SCEGGS DARLINGHURST

In This Together

How to deal with perfectionism in your daughter
The suggestions in this article are only applicable if your daughter really is a perfectionist, so it is important at the start to outline what perfectionism is and what behaviours indicate perfectionism.

If your daughter:

  • wants to do well,
  • works hard and strives to improve,
  • worries about up-coming examinations and doing well,
  • is hard on herself when she doesn’t do well, and is miserable or frustrated when she doesn’t perform at her best,

these are great attributes and you have nothing to worry about! High standards are important, and those behaviours are signs that she cares about doing well, and understands that important achievements come from hard work. This is all great!

None of those attributes above signal perfectionism.

A perfectionist person might be seen to do the following, regularly and repeatedly:

  • Spend many hours on a task designed to be done in 20 minutes or so.
  • Agonise over every tiny detail of a task until everything is perfect; excessive checking and the like.
  • Start again if a little mistake is made – unable to accept the slightest flaw. Even the look of the document is important, whilst that will not be particularly important to the teacher.
  • Be unable to hand an assignment or piece of work in to the teacher unless they think it is perfect – she might prefer to get zero for a task than to hand in something less than perfect and get, say, 8 out of 10.
  • Be overly and unrealistically down on any mark less than perfect, or any constructive criticism from the teacher. Take the slightest less-good mark as a sign that they are a complete failure.
  • Be overly anxious and worried about examinations, reports, tests and assignments that they are incapable of a normal, healthy life.
  • Often procrastinating – unwilling to start something unless they know exactly how to do it perfectly.
  • Sometimes they actually give up easily – the goal of a perfect mark in a piece of work seems so daunting and impossible, they just give up very quickly – often before they start.

The above behaviours of perfectionists are actually symptoms of anxiety. A perfectionist is an anxious person – a person consumed by their own inadequacies, worried about what other people will think of them.

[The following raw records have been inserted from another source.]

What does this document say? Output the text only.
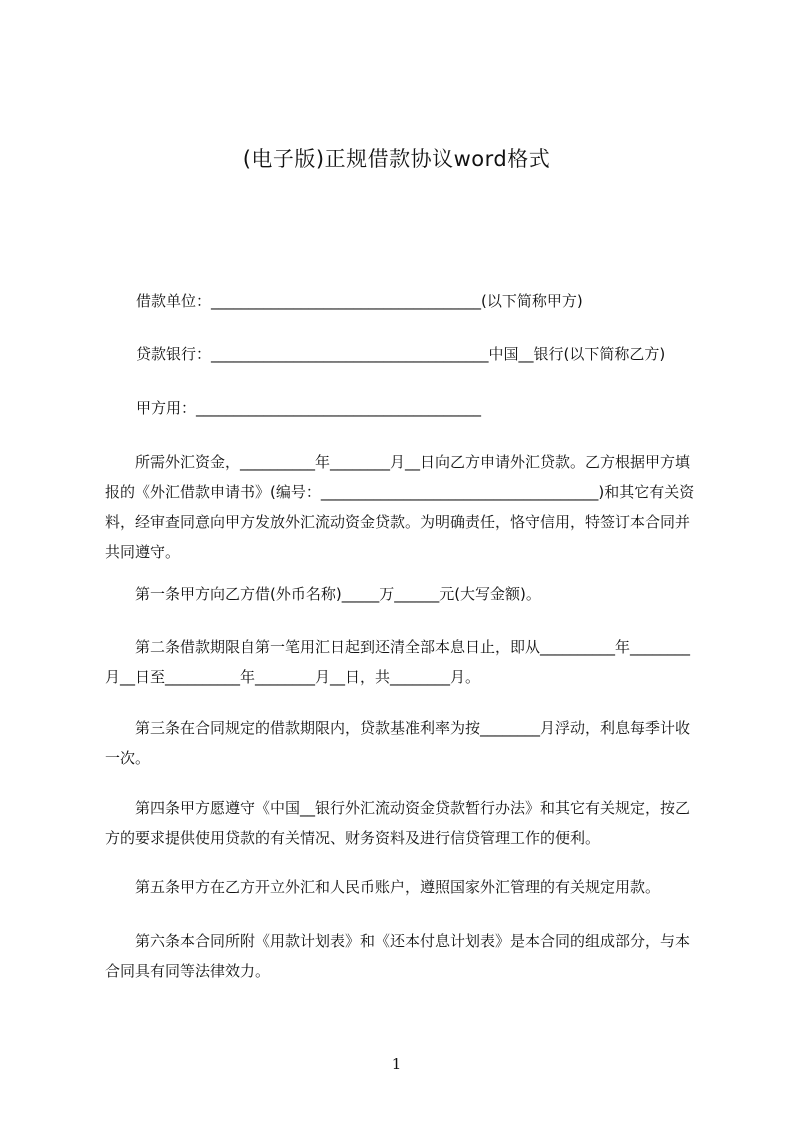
(电子版)正规借款协议word格式
借款单位：____________________________________(以下简称甲方)
贷款银行：_____________________________________中国__银行(以下简称乙方)
甲方用：______________________________________
所需外汇资金，__________年________月__日向乙方申请外汇贷款。乙方根据甲方填报的《外汇借款申请书》(编号：_____________________________________)和其它有关资料，经审查同意向甲方发放外汇流动资金贷款。为明确责任，恪守信用，特签订本合同并共同遵守。
第一条甲方向乙方借(外币名称)_____万______元(大写金额)。
第二条借款期限自第一笔用汇日起到还清全部本息日止，即从__________年________月__日至__________年________月__日，共________月。
第三条在合同规定的借款期限内，贷款基准利率为按________月浮动，利息每季计收一次。
第四条甲方愿遵守《中国__银行外汇流动资金贷款暂行办法》和其它有关规定，按乙方的要求提供使用贷款的有关情况、财务资料及进行信贷管理工作的便利。
第五条甲方在乙方开立外汇和人民币账户，遵照国家外汇管理的有关规定用款。
第六条本合同所附《用款计划表》和《还本付息计划表》是本合同的组成部分，与本合同具有同等法律效力。
1
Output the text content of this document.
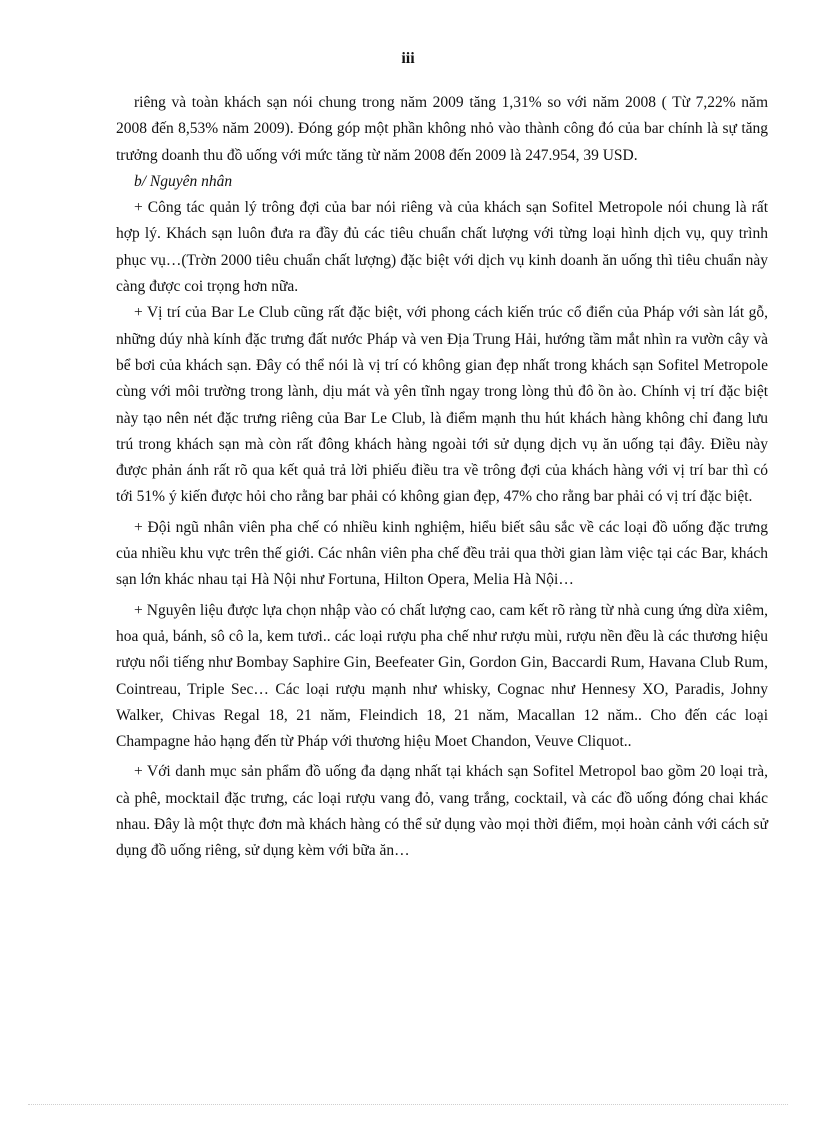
iii

riêng và toàn khách sạn nói chung trong năm 2009 tăng 1,31% so với năm 2008 ( Từ 7,22% năm 2008 đến 8,53% năm 2009). Đóng góp một phần không nhỏ vào thành công đó của bar chính là sự tăng trưởng doanh thu đồ uống với mức tăng từ năm 2008 đến 2009 là 247.954, 39 USD.

b/ Nguyên nhân

+ Công tác quản lý trông đợi của bar nói riêng và của khách sạn Sofitel Metropole nói chung là rất hợp lý. Khách sạn luôn đưa ra đầy đủ các tiêu chuẩn chất lượng với từng loại hình dịch vụ, quy trình phục vụ…(Trờn 2000 tiêu chuẩn chất lượng) đặc biệt với dịch vụ kinh doanh ăn uống thì tiêu chuẩn này càng được coi trọng hơn nữa.

+ Vị trí của Bar Le Club cũng rất đặc biệt, với phong cách kiến trúc cổ điển của Pháp với sàn lát gỗ, những dúy nhà kính đặc trưng đất nước Pháp và ven Địa Trung Hải, hướng tầm mắt nhìn ra vườn cây và bể bơi của khách sạn. Đây có thể nói là vị trí có không gian đẹp nhất trong khách sạn Sofitel Metropole cùng với môi trường trong lành, dịu mát và yên tĩnh ngay trong lòng thủ đô ồn ào. Chính vị trí đặc biệt này tạo nên nét đặc trưng riêng của Bar Le Club, là điểm mạnh thu hút khách hàng không chỉ đang lưu trú trong khách sạn mà còn rất đông khách hàng ngoài tới sử dụng dịch vụ ăn uống tại đây. Điều này được phản ánh rất rõ qua kết quả trả lời phiếu điều tra về trông đợi của khách hàng với vị trí bar thì có tới 51% ý kiến được hỏi cho rằng bar phải có không gian đẹp, 47% cho rằng bar phải có vị trí đặc biệt.

+ Đội ngũ nhân viên pha chế có nhiều kinh nghiệm, hiểu biết sâu sắc về các loại đồ uống đặc trưng của nhiều khu vực trên thế giới. Các nhân viên pha chế đều trải qua thời gian làm việc tại các Bar, khách sạn lớn khác nhau tại Hà Nội như Fortuna, Hilton Opera, Melia Hà Nội…

+ Nguyên liệu được lựa chọn nhập vào có chất lượng cao, cam kết rõ ràng từ nhà cung ứng dừa xiêm, hoa quả, bánh, sô cô la, kem tươi.. các loại rượu pha chế như rượu mùi, rượu nền đều là các thương hiệu rượu nổi tiếng như Bombay Saphire Gin, Beefeater Gin, Gordon Gin, Baccardi Rum, Havana Club Rum, Cointreau, Triple Sec… Các loại rượu mạnh như whisky, Cognac như Hennesy XO, Paradis, Johny Walker, Chivas Regal 18, 21 năm, Fleindich 18, 21 năm, Macallan 12 năm.. Cho đến các loại Champagne hảo hạng đến từ Pháp với thương hiệu Moet Chandon, Veuve Cliquot..

+ Với danh mục sản phẩm đồ uống đa dạng nhất tại khách sạn Sofitel Metropol bao gồm 20 loại trà, cà phê, mocktail đặc trưng, các loại rượu vang đỏ, vang trắng, cocktail, và các đồ uống đóng chai khác nhau. Đây là một thực đơn mà khách hàng có thể sử dụng vào mọi thời điểm, mọi hoàn cảnh với cách sử dụng đồ uống riêng, sử dụng kèm với bữa ăn…
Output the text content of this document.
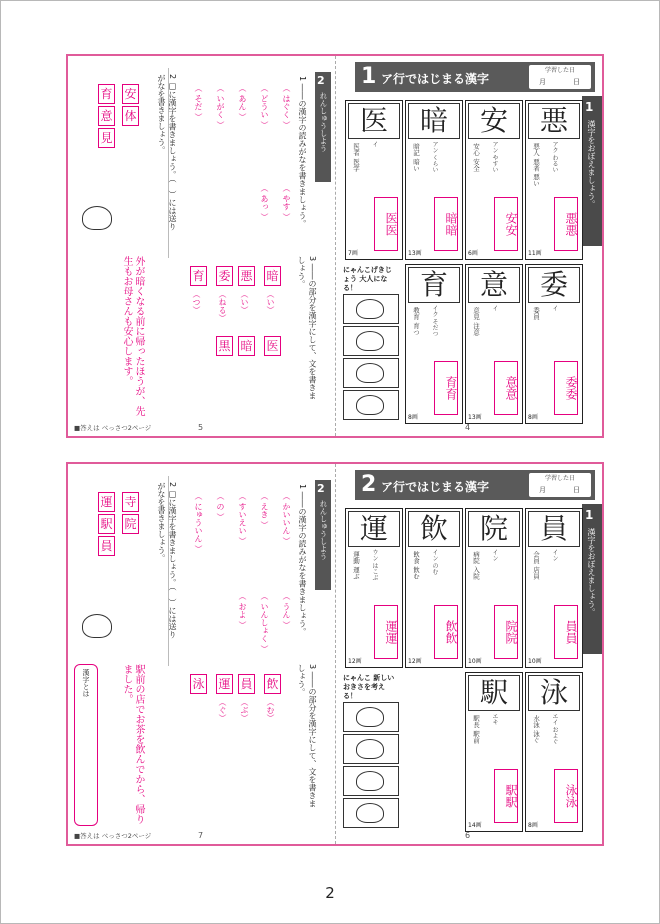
2
れんしゅうしよう
1 ――の漢字の読みがなを書きましょう。
（ はぐく ）
（ どうい ）
（ あん ）
（ いがく ）
（ そだ ）
（ やす ）
（ あっ ）
2 □に漢字を書きましょう。（　）には送りがなを書きましょう。
安
体
育
意
見
3 ――の部分を漢字にして、文を書きましょう。
暗
悪
委
育
医
暗
黒
（い）
（い）
（ねる）
（つ）
外が暗くなる前に帰ったほうが、先生もお母さんも安心します。
5
■答えは べっさつ2ページ
1 ア行ではじまる漢字
学習した日
月	日
1
漢字をおぼえましょう。
悪
悪人 悪者 悪い アク わるい
悪悪
11画
安
安心 安全 アン やすい
安安
6画
暗
暗記 暗い アン くらい
暗暗
13画
医
医者 医学 イ
医医
7画
委
委員 イ
委委
8画
意
意見 注意 イ
意意
13画
育
教育 育つ イク そだつ
育育
8画
にゃんこげきじょう 大人になる！
4
2
れんしゅうしよう
1 ――の漢字の読みがなを書きましょう。
（ かいいん ）
（ えき ）
（ すいえい ）
（ の ）
（ にゅういん ）
（ うん ）
（ いんしょく ）
（ およ ）
2 □に漢字を書きましょう。（　）には送りがなを書きましょう。
寺
院
運
駅
員
3 ――の部分を漢字にして、文を書きましょう。
飲
員
運
泳
（む）
（ぶ）
（ぐ）
駅前の店でお茶を飲んでから、帰りました。
漢字とは
7
■答えは べっさつ2ページ
2 ア行ではじまる漢字
学習した日
月	日
1
漢字をおぼえましょう。
員
会員 店員 イン
員員
10画
院
病院 入院 イン
院院
10画
飲
飲食 飲む イン のむ
飲飲
12画
運
運動 運ぶ ウン はこぶ
運運
12画
泳
水泳 泳ぐ エイ およぐ
泳泳
8画
駅
駅長 駅前 エキ
駅駅
14画
にゃんこ 新しいおきさを考える！
6
2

So, here are some thing you can do:

1. Show that you are accepting of mistakes which your daughter makes. If she brings home a piece of work to show you, upset by a mark which was less than what she wanted, or with a critical comment from the teacher, or whatever, look for the positive things in the work. Praise those behaviours you want to reward – like the effort to get it done; about how you value the good things in the work; that you think she has done a good job; and you are proud of her even if the mark isn’t perfect. You love her for who she is, not for her marks.
2. Normalise mistakes. You will help your daughter be accepting of her own mistakes if you help her to see that others (including you yourself) make mistakes, that it is part of being human, and that people are OK with making mistakes from time to time. It is good to quietly observe when others make mistakes. It’s good to reinforce that you see mistakes as opportunities to learn.
3. Make sure your rules reinforce good, non-perfectionist behaviour. For example, don’t let her stay up all night getting everything perfect on an assignment or project. Have a “homework time is over” rule, and stick to it. When enforcing that rule, make it clear that everything doesn’t have to be perfect. Of course she could do a better job on an assignment if there were 28 hours in the day! But there aren’t. And so she can only do as much as she can in the available time. Balance in life is important, good sleep is important too, as is a good social life and positive family time. So say quietly: “Homework time is over now. I know you haven’t finished, but your teacher will be happy with what you have done so far. It’s time for bed now”.
4. If your daughter is panicking over work and her inability to do it, talk quietly to her, giving calm coping statements like: “You are doing fine, darling”, “Let’s just stop for a minute and collect our thoughts”; “We love you whether you do well in your maths test or not”. “Let’s take a break while you are panicking. You can’t think straight in that state of mind. We will come back to it after a little break”. Help her to breathe regularly and deeply. It would be a good idea to do something else – have a shower, go for a walk, and then come back to the work later.
5. Reinforce good behaviour. “It was great to see you persist, even when it got really hard”. “I noticed you kept calm and asked for help in a quiet voice. Well done”. Or “I noticed that you made a mistake but kept on going, rather than starting again. I am really proud of you for that”.
6. Praise effort, not grades. If your daughter thinks that getting really high marks is important to you, then she will focus on that. If she thinks that the effort she puts into something (within reason) is important to you, then she will focus on that. Effort is more important than the final mark.
7. Be patient. It takes a long while to help a teenager overcome unhelpful perfectionism. Being calm and accepting yourself is such an important first step, but it will take a long time until you start to see some improvement. So be patient!

If some of the symptoms of perfectionism are extreme, or if they persist for a long time, you could consult a specialist – talk to your daughter’s classroom teacher or Year Co-ordinator, one of our School Counsellors, or your GP. She may need more professional help.

Good luck and best wishes for the new term!